Am 26. März verabschiedet das dänische Parlament ein von Verkehrsminister Lars Barfoed (K) vorgeschlagenes Planungsgesetz für die Fehmarnbeltquerung mit Stimmen der Regierungsparteien Linke und Konservative sowie der Dänischen Volkspartei, der Liberalen Allianz, den Sozialdemokraten, der Radikalen Linken und der Sozialistischen Volkspartei und ratifiziert gleichzeitig den Staatsvertrag mit Deutschland.

Siehe Gesetz über die Projektierung einer Festen Fehmarnbeltquerung mit Hinterlandanbindungen

Dezember 2008

Im Dezember beschließt die EU-Kommission die Bewilligung von 1,5 Mrd. DKK zur Unterstützung des Vorhabens Feste Fehmarnbeltquerung für den Zeitraum 2007-2013, um die notwendigen Untersuchungen und Vorbereitungen durchzuführen. Die Fehmarnbeltquerung wird zu einem Schlüsselprojekt zur engeren Verbindung von Skandinavien und Mitteleuropa erklärt.

September 2008

Im September unterzeichnen die Verkehrsminister in Dänemark und Deutschland, Carina Christensen (K) und Wolfgang Tiefensee (SPD), den Staatsvertrag zur Einrichtung einer festen Querung über den Fehmarnbelt zwischen der dänischen Insel Lolland und der deutschen Insel Fehmarn.
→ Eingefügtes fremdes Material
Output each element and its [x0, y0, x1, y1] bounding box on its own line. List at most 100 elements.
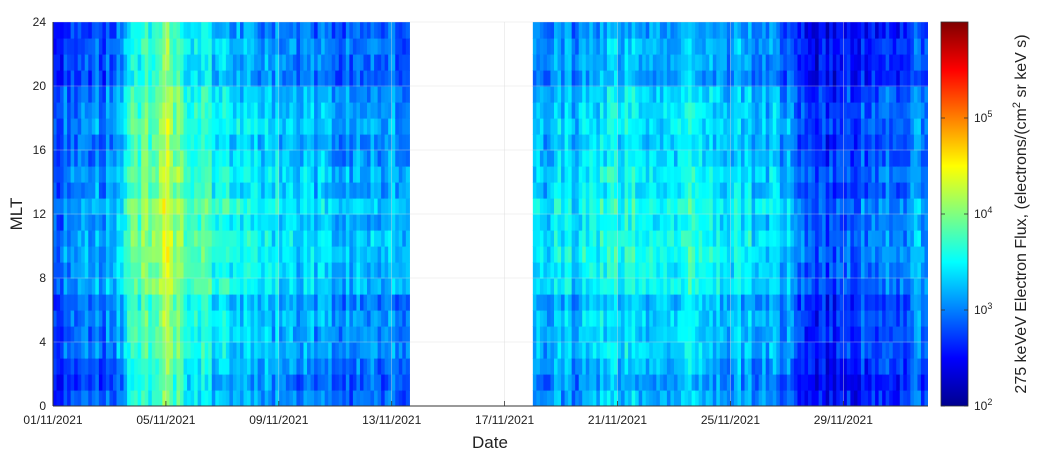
heatmap-cell [374, 342, 379, 359]
heatmap-cell [165, 70, 171, 87]
heatmap-cell [127, 150, 132, 167]
heatmap-cell [575, 150, 580, 167]
heatmap-cell [88, 102, 93, 119]
heatmap-cell [575, 182, 580, 199]
heatmap-cell [839, 246, 844, 263]
heatmap-cell [554, 22, 559, 39]
heatmap-cell [592, 70, 597, 87]
heatmap-cell [631, 54, 636, 71]
heatmap-cell [906, 230, 911, 247]
heatmap-cell [116, 86, 121, 103]
heatmap-cell [896, 86, 901, 103]
heatmap-cell [688, 230, 693, 247]
heatmap-cell [899, 326, 904, 343]
heatmap-cell [141, 246, 146, 263]
heatmap-cell [585, 102, 590, 119]
heatmap-cell [356, 326, 361, 343]
heatmap-cell [853, 390, 859, 406]
heatmap-cell [299, 38, 305, 55]
heatmap-cell [144, 54, 149, 71]
heatmap-cell [606, 182, 612, 199]
heatmap-cell [853, 294, 859, 311]
heatmap-cell [751, 214, 756, 231]
heatmap-cell [899, 102, 904, 119]
heatmap-cell [875, 358, 880, 375]
heatmap-cell [331, 182, 336, 199]
heatmap-cell [275, 54, 280, 71]
heatmap-cell [402, 22, 407, 39]
heatmap-cell [783, 102, 788, 119]
heatmap-cell [783, 214, 788, 231]
heatmap-cell [755, 70, 760, 87]
heatmap-cell [204, 230, 209, 247]
heatmap-cell [53, 358, 58, 375]
heatmap-cell [169, 374, 174, 391]
heatmap-cell [180, 342, 185, 359]
heatmap-cell [183, 310, 188, 327]
heatmap-cell [903, 326, 908, 343]
heatmap-cell [755, 166, 760, 183]
heatmap-cell [850, 134, 855, 151]
heatmap-cell [790, 38, 795, 55]
heatmap-cell [684, 70, 689, 87]
heatmap-cell [804, 342, 809, 359]
heatmap-cell [296, 166, 301, 183]
heatmap-cell [546, 262, 552, 279]
heatmap-cell [331, 70, 336, 87]
heatmap-cell [215, 22, 220, 39]
heatmap-cell [860, 310, 866, 327]
heatmap-cell [603, 374, 608, 391]
heatmap-cell [758, 358, 763, 375]
heatmap-cell [786, 38, 791, 55]
heatmap-cell [187, 214, 192, 231]
heatmap-cell [751, 294, 756, 311]
heatmap-cell [903, 166, 908, 183]
heatmap-cell [127, 390, 132, 406]
heatmap-cell [709, 326, 714, 343]
heatmap-cell [102, 22, 107, 39]
heatmap-cell [232, 374, 238, 391]
heatmap-cell [345, 358, 350, 375]
heatmap-cell [610, 326, 615, 343]
heatmap-cell [829, 38, 834, 55]
heatmap-cell [578, 118, 583, 135]
heatmap-cell [264, 214, 269, 231]
heatmap-cell [88, 166, 93, 183]
heatmap-cell [317, 214, 322, 231]
heatmap-cell [677, 358, 682, 375]
heatmap-cell [194, 150, 199, 167]
heatmap-cell [197, 166, 202, 183]
heatmap-cell [102, 310, 107, 327]
heatmap-cell [187, 374, 192, 391]
heatmap-cell [800, 198, 806, 215]
heatmap-cell [268, 102, 273, 119]
heatmap-cell [843, 22, 848, 39]
heatmap-cell [190, 182, 195, 199]
heatmap-cell [91, 182, 96, 199]
heatmap-cell [906, 262, 911, 279]
heatmap-cell [307, 246, 312, 263]
heatmap-cell [81, 182, 86, 199]
heatmap-cell [800, 182, 806, 199]
heatmap-cell [95, 150, 100, 167]
heatmap-cell [613, 230, 619, 247]
heatmap-cell [896, 22, 901, 39]
heatmap-cell [797, 22, 802, 39]
heatmap-cell [829, 374, 834, 391]
heatmap-cell [112, 22, 118, 39]
heatmap-cell [324, 246, 329, 263]
heatmap-cell [568, 230, 573, 247]
heatmap-cell [201, 230, 206, 247]
heatmap-cell [222, 70, 227, 87]
heatmap-cell [134, 86, 139, 103]
heatmap-cell [109, 182, 114, 199]
heatmap-cell [102, 198, 107, 215]
heatmap-cell [804, 118, 809, 135]
heatmap-cell [74, 214, 79, 231]
heatmap-cell [730, 310, 735, 327]
heatmap-cell [218, 326, 223, 343]
heatmap-cell [247, 134, 252, 151]
heatmap-cell [885, 54, 890, 71]
heatmap-cell [303, 358, 308, 375]
heatmap-cell [215, 278, 220, 295]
Siehe Staatsvertrag zwischen Deutschland und Dänemark

Juni 2007

Am 29. Juni unterzeichnen die Verkehrsminister in Dänemark und Deutschland, Flemming Hansen (K) und Wolfgang Tiefensee eine Absichtserklärung über die Einrichtung einer festen Fehmarnbeltquerung.

März 2005

Der dänische Ministerpräsident Anders Fogh Rasmussen (V) und der deutsche Bundeskanzler Gerhard Schröder (SPD) einigen sich während der Feierlichkeiten zum 50-jährigen Jubiläum der Bonn-Kopenhagener Erklärungen auf die Schaffung einer Initiative zur Errichtung einer festen Querung unter dem Fehmarnbelt. Sie erteilen den Verkehrsministern in beiden Ländern das Mandat zur Ausarbeitung von Finanzierungsmodellen.

Juni 2004

Der dänische Verkehrsminister Flemming Hansen (K) trifft sich mit seinem deutschen Ministerkollegen Manfred Stolpe (SPD) in Berlin. Hier unterzeichnen sie eine gemeinsame Erklärung über die Weiterführung der Realisierung einer festen Querung über den Fehmarnbelt.

Januar 1999

Verkehrsministerin Sonja Mikkelsen (S) und das deutsche Bundesministerium für Verkehr legen eine Machbarkeitsstudie vor, die unter anderem acht verschiedene Vorschläge für die technische Konzeption einer Fehmarnbeltquerung sowie die Finanzierung des Vorhabens enthält.

Oktober 1992

Der dänische Verkehrsminister Kaj Ikast (K) und sein deutscher Ministerkollege Günther Krause (CDU) einigen sich im Oktober darauf, Machbarkeitsstudien bezüglich einer festen Querung in die Wege zu leiten. Die Studien finden im Zeitraum 1995-1999 statt.

März 1991

Die Feste Fehmarnbeltquerung steht erstmals auf der offiziellen politischen Tagesordnung im dänischen Parlament. Der dänische Verkehrsminister Kaj Ikast (K) unterzeichnet den Staatsvertrag für die Öresundverbindung gemeinsam mit seinem schwedischen Ministerkollegen Georg Andersson (S). Auf Ersuchen von schwedischer Seite verspricht Dänemark, die Möglichkeiten für eine feste Fehmarnbeltquerung zu untersuchen.